There is a lot of misinformation about the coronavirus being spread, some by the media, some by politicians, but mostly by internet conspiracy nuts.

No, the Trump administration did not cut the CDC’s coronavirus budget. No, Corona beer does not contain the virus. And no, your beard isn’t a coronavirus risk.

It would be nice to have the facts about the disease because there isn’t much we can do to avoid catching it if it becomes a pandemic. There’s no vaccine and no chance for one for about 18 months – and that’s stretching it. There are no drugs to treat it – no antibiotics or anti-virals that would help, although researchers are working frantically to see if an existing drug can be effective.

Here are 5 things you may not know about the coronavirus from an internist in New York.

1. The coronavirus can live up to 9 days on most porous surfaces

This is one, tough bug.

Although there are not data for COVID-19, other coronaviruses have been shown to persist as long as 9 days on glass, metal, or plastic in the worst case, with a very large amount of virus inoculated. Packaged goods from China are very unlikely to have infectious particles due to long shipping times and reduced virus infectivity on paper.

COVID-19 can be spread from infected surfaces, so keeping hands washed (or frequently using alcohol-based sanitizer) and being careful not to put your hands to your face will help reduce infection. However, the major risk is person-to-person through droplets from a cough or sneeze.

2. Fabric masks are ineffective to protect yourself

Fabric masks should be worn if you’re at the store or someplace indoors with other people. But as a preventive measure, they don’t work.

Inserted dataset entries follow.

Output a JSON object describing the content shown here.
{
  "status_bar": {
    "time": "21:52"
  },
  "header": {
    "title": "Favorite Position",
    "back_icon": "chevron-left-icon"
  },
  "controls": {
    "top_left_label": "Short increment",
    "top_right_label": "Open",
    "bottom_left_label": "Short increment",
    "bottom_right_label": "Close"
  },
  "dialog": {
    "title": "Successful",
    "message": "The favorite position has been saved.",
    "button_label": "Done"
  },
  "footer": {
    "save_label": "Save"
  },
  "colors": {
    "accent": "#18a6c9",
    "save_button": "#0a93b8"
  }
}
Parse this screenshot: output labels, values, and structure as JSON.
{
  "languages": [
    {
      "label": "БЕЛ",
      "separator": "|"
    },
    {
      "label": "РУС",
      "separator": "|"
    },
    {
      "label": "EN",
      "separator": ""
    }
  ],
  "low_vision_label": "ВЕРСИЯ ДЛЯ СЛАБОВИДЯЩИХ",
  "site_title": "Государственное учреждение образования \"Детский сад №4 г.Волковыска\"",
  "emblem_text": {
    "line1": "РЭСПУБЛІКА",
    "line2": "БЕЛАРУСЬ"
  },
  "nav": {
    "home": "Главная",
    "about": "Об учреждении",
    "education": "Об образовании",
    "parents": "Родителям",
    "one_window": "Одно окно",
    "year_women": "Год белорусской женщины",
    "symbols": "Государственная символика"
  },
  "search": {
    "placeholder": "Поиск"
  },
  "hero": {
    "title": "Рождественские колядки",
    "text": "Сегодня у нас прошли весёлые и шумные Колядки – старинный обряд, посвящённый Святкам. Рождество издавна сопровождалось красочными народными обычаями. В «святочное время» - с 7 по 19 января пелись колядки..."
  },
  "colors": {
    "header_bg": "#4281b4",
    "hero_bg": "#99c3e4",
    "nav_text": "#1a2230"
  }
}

The correct mask for clinical care is an N-95 respirator, which needs to be fitted properly to the face. If the mask doesn’t fit well, it can lead you to think you are protected when you are not, and might actually increase your risk of getting infected. They are also quite unpleasant to wear for any length of time at all, if they fit correctly. Finally, you can contaminate yourself taking it off if you aren’t trained to do that properly.

Fabric masks probably do very little except protect you from splashes, but even so the holes in the fabric allow the viruses to pass right through. Surgical face masks are designed mostly to protect the patient from the wearer. It keeps your coughing and sneezing droplets from getting out.

I was going to stock up on masks until I read that.

3. 80 Percent of healthy people who get the coronavirus will show no symptoms or only mild symptoms

A woman in California is currently intubated in the ICU with no clear idea of how she was infected. Because 80-90% of cases have no or minimal symptoms, many public health officials fear that the opportunity to contain the virus is lost and a pandemic is inevitable.

This is the good news. The bad news is that if you’re old and sick, getting the coronavirus is very dangerous.

4. The symptoms of the coronavirus are not much different from symptoms of a cold

This is why the media hype and Democrat hysteria is so dangerous. Doctors’ offices and hospital emergency rooms are going to be jammed with people who can’t tell the difference between a cold and the coronavirus. If you do feel sick, call the doctor first. They have specific guidelines that will help them determine what it is you’ve got and what you should do about it.

Symptoms of severe disease are fever, cough, and shortness of breath. This could indicate pneumonia, the most dangerous form of the disease, and the one most likely to lead to requiring hospitalization. Critical illness with COVID-19, especially in the elderly, is very dangerous.

Meanwhile, those people who don’t have the coronavirus who have been panicked into going to the hospital are preventing the truly sick from receiving treatment.

5. How should we be feeling at this point?

Between slightly and moderately anxious. We have prepared for disaster before and it hasn’t really shown up. Prepare for the worst: hope for the best.

Good advice to follow under any circumstances.